Her shiver belies her words, but she holds onto the shreds of her composure, eyes closed, lips trembling as she wages an internal battle to rival the one we have just come through. I sit beside the blasted cavern, surrounded by the enemy’s dead, and hate the unknown creatures who have wrought this devastation. Whoever, whatever, wherever they are, they must be made to pay. The contaminated wind whistles across my turret, racing toward Rustenberg and the desperate refugees trying to flee. Oh, yes, this unknown enemy must be made to pay.

Most dearly, indeed.

Chapter Eighteen

“John!” I hail my commander through the comm link, urgently. “Trouble at Rustenberg!”

I relay the messages I have picked up from the Darknight’s descending shuttle and from Unit SPQ/R-561 and his commander. I forward a second VSR outbound from Unit SPQ/R-561.

“—preliminary data indicate a type of rapidly acting neurotoxin. I have taken tissue samples for analysis. I have also discovered the carcasses of a flightless bird species which shares a probable 99 percent matching genetic material with the Tersae. The timing of their deaths indicates a high probability that these animals also died within three minutes of contact. All Units of the Line, be advised to use extreme caution when attacking any Tersae home base.”

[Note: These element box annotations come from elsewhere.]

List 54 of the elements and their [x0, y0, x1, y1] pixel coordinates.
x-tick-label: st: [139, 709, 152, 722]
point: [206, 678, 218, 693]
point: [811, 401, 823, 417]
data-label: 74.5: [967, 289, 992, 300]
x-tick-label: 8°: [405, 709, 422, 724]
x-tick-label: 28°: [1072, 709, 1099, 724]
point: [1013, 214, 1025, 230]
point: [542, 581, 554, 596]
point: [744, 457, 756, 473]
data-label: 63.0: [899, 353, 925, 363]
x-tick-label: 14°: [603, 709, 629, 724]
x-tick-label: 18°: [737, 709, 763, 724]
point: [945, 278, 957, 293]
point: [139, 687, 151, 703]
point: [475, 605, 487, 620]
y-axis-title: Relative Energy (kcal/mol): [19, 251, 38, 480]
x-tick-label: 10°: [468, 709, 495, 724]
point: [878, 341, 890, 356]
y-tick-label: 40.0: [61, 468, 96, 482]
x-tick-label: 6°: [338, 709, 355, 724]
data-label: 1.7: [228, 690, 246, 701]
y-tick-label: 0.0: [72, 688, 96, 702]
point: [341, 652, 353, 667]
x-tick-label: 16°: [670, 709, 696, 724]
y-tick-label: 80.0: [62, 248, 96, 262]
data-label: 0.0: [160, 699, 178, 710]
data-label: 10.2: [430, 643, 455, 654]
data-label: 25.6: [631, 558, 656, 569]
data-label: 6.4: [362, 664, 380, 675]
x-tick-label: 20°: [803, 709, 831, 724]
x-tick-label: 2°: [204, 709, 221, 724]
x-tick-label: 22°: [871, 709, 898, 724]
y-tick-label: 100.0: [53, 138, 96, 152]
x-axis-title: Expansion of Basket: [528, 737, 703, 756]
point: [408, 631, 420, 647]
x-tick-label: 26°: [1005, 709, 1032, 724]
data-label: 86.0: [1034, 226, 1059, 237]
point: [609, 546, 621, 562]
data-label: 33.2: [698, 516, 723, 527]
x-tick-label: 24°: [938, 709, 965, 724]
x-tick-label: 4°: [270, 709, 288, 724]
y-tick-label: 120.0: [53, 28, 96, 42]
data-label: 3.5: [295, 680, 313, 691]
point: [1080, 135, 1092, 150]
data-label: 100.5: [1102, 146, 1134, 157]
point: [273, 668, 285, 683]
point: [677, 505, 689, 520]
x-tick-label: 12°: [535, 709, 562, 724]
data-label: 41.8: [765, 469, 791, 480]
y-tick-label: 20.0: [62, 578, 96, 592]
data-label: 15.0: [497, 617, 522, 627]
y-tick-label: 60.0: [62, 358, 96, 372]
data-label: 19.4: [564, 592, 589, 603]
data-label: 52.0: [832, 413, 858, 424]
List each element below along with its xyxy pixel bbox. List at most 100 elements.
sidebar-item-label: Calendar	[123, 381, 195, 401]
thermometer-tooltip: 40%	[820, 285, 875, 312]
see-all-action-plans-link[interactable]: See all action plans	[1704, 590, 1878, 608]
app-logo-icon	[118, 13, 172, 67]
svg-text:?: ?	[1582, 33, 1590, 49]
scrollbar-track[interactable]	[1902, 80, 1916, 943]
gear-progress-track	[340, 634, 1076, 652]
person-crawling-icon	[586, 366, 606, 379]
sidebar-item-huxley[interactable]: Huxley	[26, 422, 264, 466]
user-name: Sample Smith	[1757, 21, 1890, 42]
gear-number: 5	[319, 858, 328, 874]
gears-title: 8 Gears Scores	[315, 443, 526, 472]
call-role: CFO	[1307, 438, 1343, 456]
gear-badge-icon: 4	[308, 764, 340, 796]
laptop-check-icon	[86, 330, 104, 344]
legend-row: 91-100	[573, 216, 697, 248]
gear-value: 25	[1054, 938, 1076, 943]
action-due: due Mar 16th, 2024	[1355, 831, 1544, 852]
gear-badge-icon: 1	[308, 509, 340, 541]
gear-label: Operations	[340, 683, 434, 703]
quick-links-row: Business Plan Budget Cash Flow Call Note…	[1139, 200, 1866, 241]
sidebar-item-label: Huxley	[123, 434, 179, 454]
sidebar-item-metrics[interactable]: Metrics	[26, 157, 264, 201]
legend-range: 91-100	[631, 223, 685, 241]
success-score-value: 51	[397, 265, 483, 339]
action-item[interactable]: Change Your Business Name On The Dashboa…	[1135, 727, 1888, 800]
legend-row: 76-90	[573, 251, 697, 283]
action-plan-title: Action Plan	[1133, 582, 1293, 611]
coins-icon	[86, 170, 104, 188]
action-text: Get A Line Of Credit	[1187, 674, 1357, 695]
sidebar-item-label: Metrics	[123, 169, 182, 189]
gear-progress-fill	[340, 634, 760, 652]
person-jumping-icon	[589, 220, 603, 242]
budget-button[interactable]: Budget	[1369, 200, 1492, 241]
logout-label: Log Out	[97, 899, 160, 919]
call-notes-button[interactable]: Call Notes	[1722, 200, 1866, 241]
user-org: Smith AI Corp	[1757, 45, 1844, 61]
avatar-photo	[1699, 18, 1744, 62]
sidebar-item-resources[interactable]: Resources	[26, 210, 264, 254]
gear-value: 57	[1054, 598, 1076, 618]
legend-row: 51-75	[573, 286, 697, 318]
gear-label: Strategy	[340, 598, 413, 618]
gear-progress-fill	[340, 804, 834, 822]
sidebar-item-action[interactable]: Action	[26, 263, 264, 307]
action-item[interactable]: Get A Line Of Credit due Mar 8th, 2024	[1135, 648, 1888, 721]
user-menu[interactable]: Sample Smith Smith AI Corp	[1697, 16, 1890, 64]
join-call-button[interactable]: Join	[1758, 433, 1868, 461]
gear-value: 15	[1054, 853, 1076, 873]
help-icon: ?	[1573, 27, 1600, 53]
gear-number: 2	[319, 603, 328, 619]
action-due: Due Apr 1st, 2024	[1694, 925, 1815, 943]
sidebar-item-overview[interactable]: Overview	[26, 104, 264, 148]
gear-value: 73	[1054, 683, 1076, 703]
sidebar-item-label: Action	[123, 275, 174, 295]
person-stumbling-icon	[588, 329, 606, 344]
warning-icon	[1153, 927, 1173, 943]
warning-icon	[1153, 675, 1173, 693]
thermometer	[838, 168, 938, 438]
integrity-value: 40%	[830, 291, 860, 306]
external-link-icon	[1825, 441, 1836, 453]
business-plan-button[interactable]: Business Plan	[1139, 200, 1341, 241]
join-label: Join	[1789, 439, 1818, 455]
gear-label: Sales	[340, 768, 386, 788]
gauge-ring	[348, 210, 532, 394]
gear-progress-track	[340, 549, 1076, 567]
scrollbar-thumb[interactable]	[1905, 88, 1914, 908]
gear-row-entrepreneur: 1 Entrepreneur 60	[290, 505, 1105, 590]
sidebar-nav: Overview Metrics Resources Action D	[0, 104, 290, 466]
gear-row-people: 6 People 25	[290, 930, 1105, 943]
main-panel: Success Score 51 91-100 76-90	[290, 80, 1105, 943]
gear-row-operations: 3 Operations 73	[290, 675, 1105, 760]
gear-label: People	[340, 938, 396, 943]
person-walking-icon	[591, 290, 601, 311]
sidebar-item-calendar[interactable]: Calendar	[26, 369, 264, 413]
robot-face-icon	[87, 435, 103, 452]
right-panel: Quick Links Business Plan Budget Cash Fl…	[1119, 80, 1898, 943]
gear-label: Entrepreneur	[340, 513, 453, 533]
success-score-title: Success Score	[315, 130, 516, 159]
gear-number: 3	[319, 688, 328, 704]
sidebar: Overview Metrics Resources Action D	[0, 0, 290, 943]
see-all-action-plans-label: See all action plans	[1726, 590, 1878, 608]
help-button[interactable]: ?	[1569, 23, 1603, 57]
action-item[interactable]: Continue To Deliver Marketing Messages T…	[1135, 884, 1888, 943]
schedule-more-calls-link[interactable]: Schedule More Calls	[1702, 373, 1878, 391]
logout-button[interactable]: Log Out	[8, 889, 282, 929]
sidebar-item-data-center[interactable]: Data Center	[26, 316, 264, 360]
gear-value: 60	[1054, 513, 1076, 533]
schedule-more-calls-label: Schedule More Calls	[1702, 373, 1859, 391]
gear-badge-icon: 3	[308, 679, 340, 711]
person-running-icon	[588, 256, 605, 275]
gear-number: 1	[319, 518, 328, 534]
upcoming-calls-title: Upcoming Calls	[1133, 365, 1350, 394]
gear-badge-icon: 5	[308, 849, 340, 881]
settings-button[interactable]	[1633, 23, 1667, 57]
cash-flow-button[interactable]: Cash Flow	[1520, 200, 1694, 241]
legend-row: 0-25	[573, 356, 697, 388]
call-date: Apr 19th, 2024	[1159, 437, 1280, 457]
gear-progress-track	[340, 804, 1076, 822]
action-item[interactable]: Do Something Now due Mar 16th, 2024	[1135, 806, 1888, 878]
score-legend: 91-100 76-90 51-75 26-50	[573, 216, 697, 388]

My commander snarls a curse through the comm link. This is, indeed, dire news. Not only are the colonists at Rustenberg at serious risk, it will be difficult to effectively neutralize the Tersae as a fighting force without the ability to attack their camps. My commander, voice rasping with tension, speaks brusquely. “I’m coming aboard, Rapier. Get your duralloy backside up this bluff, stat. And get me a link to General McIntyre. Patch it through the Darknight, if you have to, but get him.”